Warum Banken bei Freiberuflern und Selbstständigen strenger prüfen
Kreditinstitute stufen selbstständige Einkommen als volatiler ein als Angestelltengehälter. Die Ausfallwahrscheinlichkeit (PD = Probability of Default) liegt laut Bundesbank-Statistik bei Selbstständigen durchschnittlich 1,8-fach höher, was sich in höheren Risikokosten niederschlägt.
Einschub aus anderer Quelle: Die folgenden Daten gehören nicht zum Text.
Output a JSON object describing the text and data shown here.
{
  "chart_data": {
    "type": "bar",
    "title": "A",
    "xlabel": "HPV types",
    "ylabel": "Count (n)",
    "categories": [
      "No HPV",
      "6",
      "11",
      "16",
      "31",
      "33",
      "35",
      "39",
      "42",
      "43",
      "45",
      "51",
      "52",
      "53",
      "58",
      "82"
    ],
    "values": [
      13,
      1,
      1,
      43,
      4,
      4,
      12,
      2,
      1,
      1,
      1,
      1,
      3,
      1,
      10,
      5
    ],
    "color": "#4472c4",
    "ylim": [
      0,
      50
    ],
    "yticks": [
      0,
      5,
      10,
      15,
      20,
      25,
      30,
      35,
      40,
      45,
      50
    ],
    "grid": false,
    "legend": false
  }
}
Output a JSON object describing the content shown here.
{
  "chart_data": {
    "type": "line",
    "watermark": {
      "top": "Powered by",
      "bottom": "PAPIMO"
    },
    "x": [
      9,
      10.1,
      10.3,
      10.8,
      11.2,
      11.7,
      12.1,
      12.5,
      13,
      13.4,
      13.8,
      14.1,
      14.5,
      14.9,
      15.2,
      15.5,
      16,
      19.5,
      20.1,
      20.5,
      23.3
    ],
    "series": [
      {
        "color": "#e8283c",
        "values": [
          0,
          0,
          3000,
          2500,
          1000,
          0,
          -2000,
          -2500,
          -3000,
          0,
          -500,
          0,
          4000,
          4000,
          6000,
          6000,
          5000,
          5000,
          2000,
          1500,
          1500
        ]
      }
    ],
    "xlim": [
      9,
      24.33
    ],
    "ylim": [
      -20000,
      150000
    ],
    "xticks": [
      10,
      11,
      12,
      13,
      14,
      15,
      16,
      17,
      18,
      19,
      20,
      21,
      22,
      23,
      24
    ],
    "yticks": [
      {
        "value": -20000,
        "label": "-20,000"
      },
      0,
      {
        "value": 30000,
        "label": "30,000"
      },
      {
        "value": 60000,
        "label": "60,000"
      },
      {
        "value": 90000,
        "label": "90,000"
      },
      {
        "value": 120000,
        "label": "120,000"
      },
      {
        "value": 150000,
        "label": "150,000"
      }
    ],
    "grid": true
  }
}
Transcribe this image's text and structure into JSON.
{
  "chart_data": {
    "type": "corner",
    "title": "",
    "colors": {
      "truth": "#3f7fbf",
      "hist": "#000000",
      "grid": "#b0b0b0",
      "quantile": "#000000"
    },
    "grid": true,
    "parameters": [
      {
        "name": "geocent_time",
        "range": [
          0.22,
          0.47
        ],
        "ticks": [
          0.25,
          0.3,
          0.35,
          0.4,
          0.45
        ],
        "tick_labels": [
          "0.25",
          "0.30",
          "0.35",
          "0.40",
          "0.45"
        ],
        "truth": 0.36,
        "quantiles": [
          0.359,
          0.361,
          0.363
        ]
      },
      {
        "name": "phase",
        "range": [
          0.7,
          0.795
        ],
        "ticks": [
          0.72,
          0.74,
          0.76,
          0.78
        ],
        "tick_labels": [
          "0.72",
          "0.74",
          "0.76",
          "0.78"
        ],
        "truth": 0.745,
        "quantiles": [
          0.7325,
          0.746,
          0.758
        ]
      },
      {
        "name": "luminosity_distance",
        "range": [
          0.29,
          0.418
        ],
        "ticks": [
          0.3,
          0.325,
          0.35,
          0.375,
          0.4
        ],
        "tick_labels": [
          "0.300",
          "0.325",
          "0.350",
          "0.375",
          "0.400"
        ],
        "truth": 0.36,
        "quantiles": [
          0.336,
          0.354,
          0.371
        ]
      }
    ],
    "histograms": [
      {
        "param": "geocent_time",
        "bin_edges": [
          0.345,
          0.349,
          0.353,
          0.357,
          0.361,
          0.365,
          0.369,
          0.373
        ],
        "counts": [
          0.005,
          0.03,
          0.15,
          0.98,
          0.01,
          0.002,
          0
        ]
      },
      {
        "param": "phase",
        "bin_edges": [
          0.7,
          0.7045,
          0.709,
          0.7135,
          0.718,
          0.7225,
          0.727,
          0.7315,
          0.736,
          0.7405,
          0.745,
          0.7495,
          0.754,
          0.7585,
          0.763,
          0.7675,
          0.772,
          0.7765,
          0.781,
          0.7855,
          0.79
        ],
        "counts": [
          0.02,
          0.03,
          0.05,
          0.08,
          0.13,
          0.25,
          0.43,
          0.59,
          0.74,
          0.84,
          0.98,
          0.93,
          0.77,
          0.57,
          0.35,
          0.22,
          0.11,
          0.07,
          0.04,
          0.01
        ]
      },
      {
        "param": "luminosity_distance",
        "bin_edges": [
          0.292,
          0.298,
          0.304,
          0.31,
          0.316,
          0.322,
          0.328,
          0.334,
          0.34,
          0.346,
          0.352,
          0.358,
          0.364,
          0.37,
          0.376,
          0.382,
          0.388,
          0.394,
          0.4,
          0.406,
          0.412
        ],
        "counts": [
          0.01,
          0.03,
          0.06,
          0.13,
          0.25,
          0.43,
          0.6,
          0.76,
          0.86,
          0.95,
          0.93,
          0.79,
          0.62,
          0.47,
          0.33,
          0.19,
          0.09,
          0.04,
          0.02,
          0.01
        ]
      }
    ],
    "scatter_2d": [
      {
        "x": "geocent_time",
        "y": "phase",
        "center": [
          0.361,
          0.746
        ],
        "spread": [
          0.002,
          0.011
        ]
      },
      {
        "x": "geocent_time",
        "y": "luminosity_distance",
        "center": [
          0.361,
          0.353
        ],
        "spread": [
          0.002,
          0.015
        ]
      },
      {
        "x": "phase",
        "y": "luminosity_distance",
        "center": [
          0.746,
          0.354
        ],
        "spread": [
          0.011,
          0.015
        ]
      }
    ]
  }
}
Konkret bedeutet das für Sie:
- Drei Jahre BWA und Steuerbescheide sind Standard – zwei Jahre akzeptieren nur wenige Regionalbanken in Ausnahmefällen.
- Eigenkapitalquote: Während Angestellte teils mit 10 % finanzieren, erwarten Banken von Selbstständigen häufig 20–25 % (siehe Vergleich: /eigenkapital-immobilienkauf-10-vs-20-prozent-mainz).
- Zinsaufschläge von 0,15–0,40 Prozentpunkten gegenüber vergleichbaren Angestellten-Profilen sind üblich.
- Auftragslage und Diversifikation: Abhängigkeit von wenigen Großkunden wird kritisch bewertet; Banken fordern Referenzlisten und Auftragsbestätigungen.
In Mainz und Wiesbaden führen zwei Großbanken sowie fünf Sparkassen und Volksbanken unterschiedliche Bewertungsstandards. Ein Vergleich mehrerer Angebote ist daher unerlässlich.